Sementara aku ditinggal sendirian di depan masjid, menangis sejadi-jadinya, seperti anak kecil yang ditinggal ibunya, sampai suaranya terdengar ke arah mimbar.

"Huhuhu, ayahhhhh," tangisku pecah membuat para jemaah tidak fokus mendengarkan tausyiahnya, karena suasana yang gaduh, akhirnya ustaz Rizqy menutup tausyiahnya dengan doa, dan ia langsung menghampiriku yang tengah meringkuk di pelataran masjid.

"Keen--

"Jangan deket-deket, ustaz jahat!

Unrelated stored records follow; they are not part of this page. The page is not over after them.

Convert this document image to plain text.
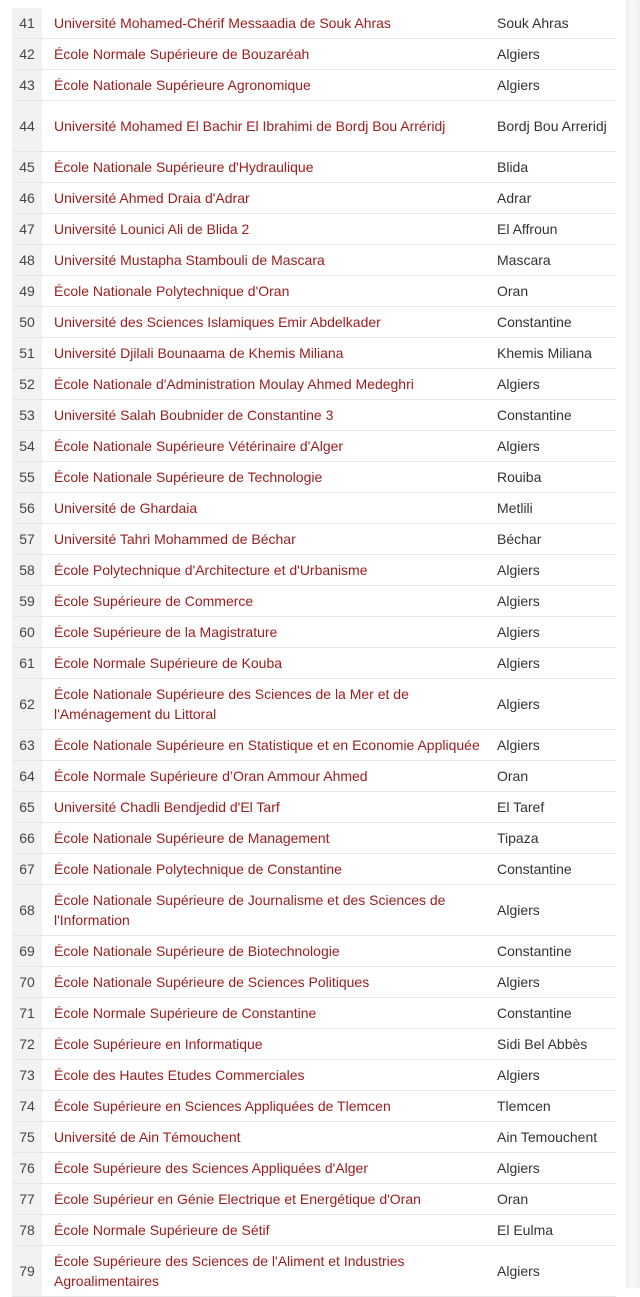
41	Université Mohamed-Chérif Messaadia de Souk Ahras	Souk Ahras
42	École Normale Supérieure de Bouzaréah	Algiers
43	École Nationale Supérieure Agronomique	Algiers
44	Université Mohamed El Bachir El Ibrahimi de Bordj Bou Arréridj	Bordj Bou Arreridj
45	École Nationale Supérieure d'Hydraulique	Blida
46	Université Ahmed Draia d'Adrar	Adrar
47	Université Lounici Ali de Blida 2	El Affroun
48	Université Mustapha Stambouli de Mascara	Mascara
49	École Nationale Polytechnique d'Oran	Oran
50	Université des Sciences Islamiques Emir Abdelkader	Constantine
51	Université Djilali Bounaama de Khemis Miliana	Khemis Miliana
52	École Nationale d'Administration Moulay Ahmed Medeghri	Algiers
53	Université Salah Boubnider de Constantine 3	Constantine
54	École Nationale Supérieure Vétérinaire d'Alger	Algiers
55	École Nationale Supérieure de Technologie	Rouiba
56	Université de Ghardaia	Metlili
57	Université Tahri Mohammed de Béchar	Béchar
58	École Polytechnique d'Architecture et d'Urbanisme	Algiers
59	École Supérieure de Commerce	Algiers
60	École Supérieure de la Magistrature	Algiers
61	École Normale Supérieure de Kouba	Algiers
62	École Nationale Supérieure des Sciences de la Mer et de l'Aménagement du Littoral	Algiers
63	École Nationale Supérieure en Statistique et en Economie Appliquée	Algiers
64	École Normale Supérieure d’Oran Ammour Ahmed	Oran
65	Université Chadli Bendjedid d'El Tarf	El Taref
66	École Nationale Supérieure de Management	Tipaza
67	École Nationale Polytechnique de Constantine	Constantine
68	École Nationale Supérieure de Journalisme et des Sciences de l'Information	Algiers
69	École Nationale Supérieure de Biotechnologie	Constantine
70	École Nationale Supérieure de Sciences Politiques	Algiers
71	École Normale Supérieure de Constantine	Constantine
72	École Supérieure en Informatique	Sidi Bel Abbès
73	École des Hautes Etudes Commerciales	Algiers
74	École Supérieure en Sciences Appliquées de Tlemcen	Tlemcen
75	Université de Ain Témouchent	Ain Temouchent
76	École Supérieure des Sciences Appliquées d'Alger	Algiers
77	École Supérieur en Génie Electrique et Energétique d'Oran	Oran
78	École Normale Supérieure de Sétif	El Eulma
79	École Supérieure des Sciences de l'Aliment et Industries Agroalimentaires	Algiers
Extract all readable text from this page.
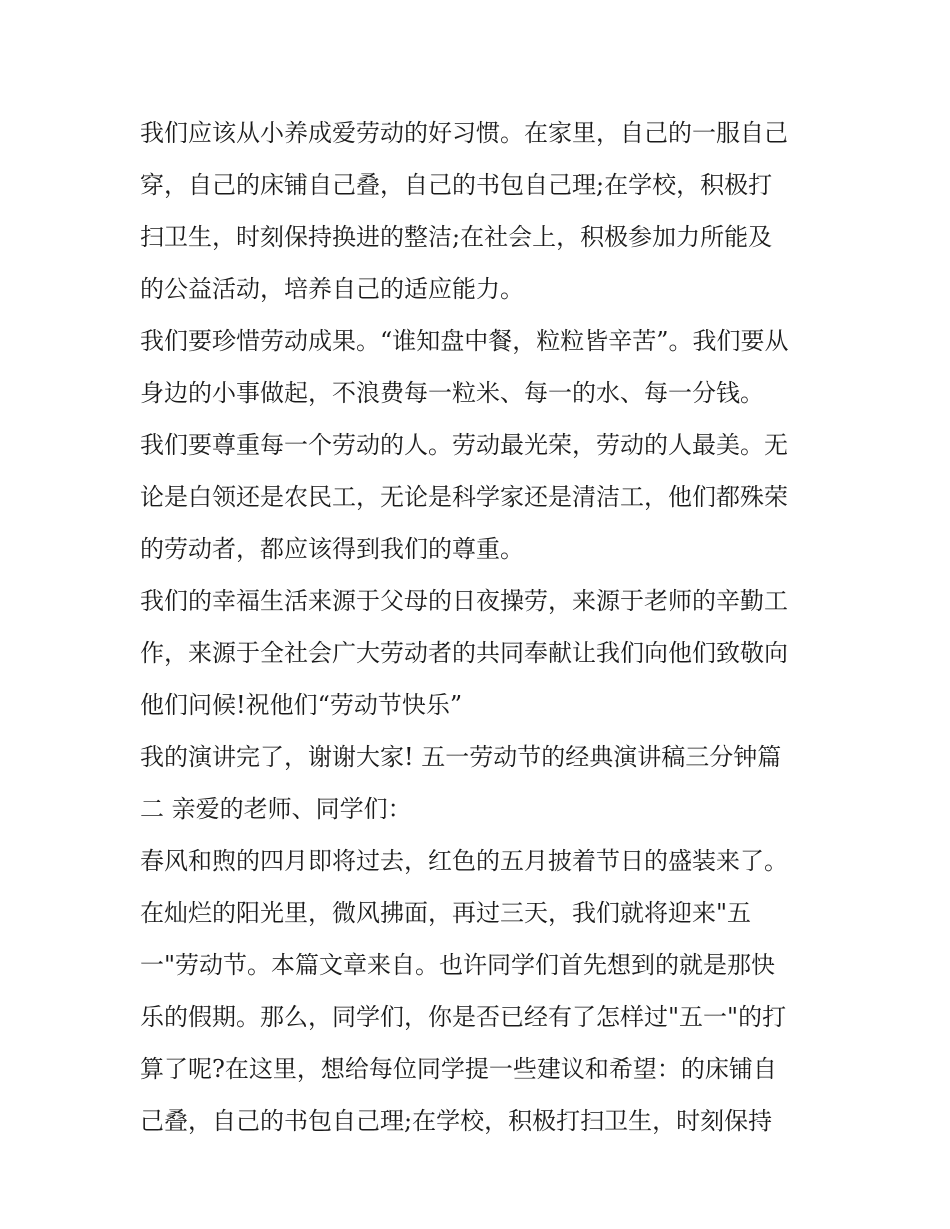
我们应该从小养成爱劳动的好习惯。在家里，自己的一服自己
穿，自己的床铺自己叠，自己的书包自己理;在学校，积极打
扫卫生，时刻保持换进的整洁;在社会上，积极参加力所能及
的公益活动，培养自己的适应能力。
我们要珍惜劳动成果。“谁知盘中餐，粒粒皆辛苦”。我们要从
身边的小事做起，不浪费每一粒米、每一的水、每一分钱。
我们要尊重每一个劳动的人。劳动最光荣，劳动的人最美。无
论是白领还是农民工，无论是科学家还是清洁工，他们都殊荣
的劳动者，都应该得到我们的尊重。
我们的幸福生活来源于父母的日夜操劳，来源于老师的辛勤工
作，来源于全社会广大劳动者的共同奉献让我们向他们致敬向
他们问候!祝他们“劳动节快乐”
我的演讲完了，谢谢大家! 五一劳动节的经典演讲稿三分钟篇
二 亲爱的老师、同学们：
春风和煦的四月即将过去，红色的五月披着节日的盛装来了。
在灿烂的阳光里，微风拂面，再过三天，我们就将迎来"五
一"劳动节。本篇文章来自。也许同学们首先想到的就是那快
乐的假期。那么，同学们，你是否已经有了怎样过"五一"的打
算了呢?在这里，想给每位同学提一些建议和希望：的床铺自
己叠，自己的书包自己理;在学校，积极打扫卫生，时刻保持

Huhuhu," tangisku semakin kencang, karena takut mendapat hukuman.

"Syuttt, udah jangan nangis, kayak anak kecil aja ah," rajuk ustaz Rizqy menangkan.

"Lagian, tadi pas Keenan memberi sorban bukannya terima kasih malah disentak, ditambah Keenan juga dimarahin sama ustazah Marwah, huhuhu," rengekku kesal, seraya terus menangis.

"Syut, udah atuh jangan nangis lagi, iya saya minta maaf, ya. Yasudah ayo ke asrama, ganti bajunya! Pakai training dulu, nanti saya beliin androknya," ujarnya dengan penuh kelembutan.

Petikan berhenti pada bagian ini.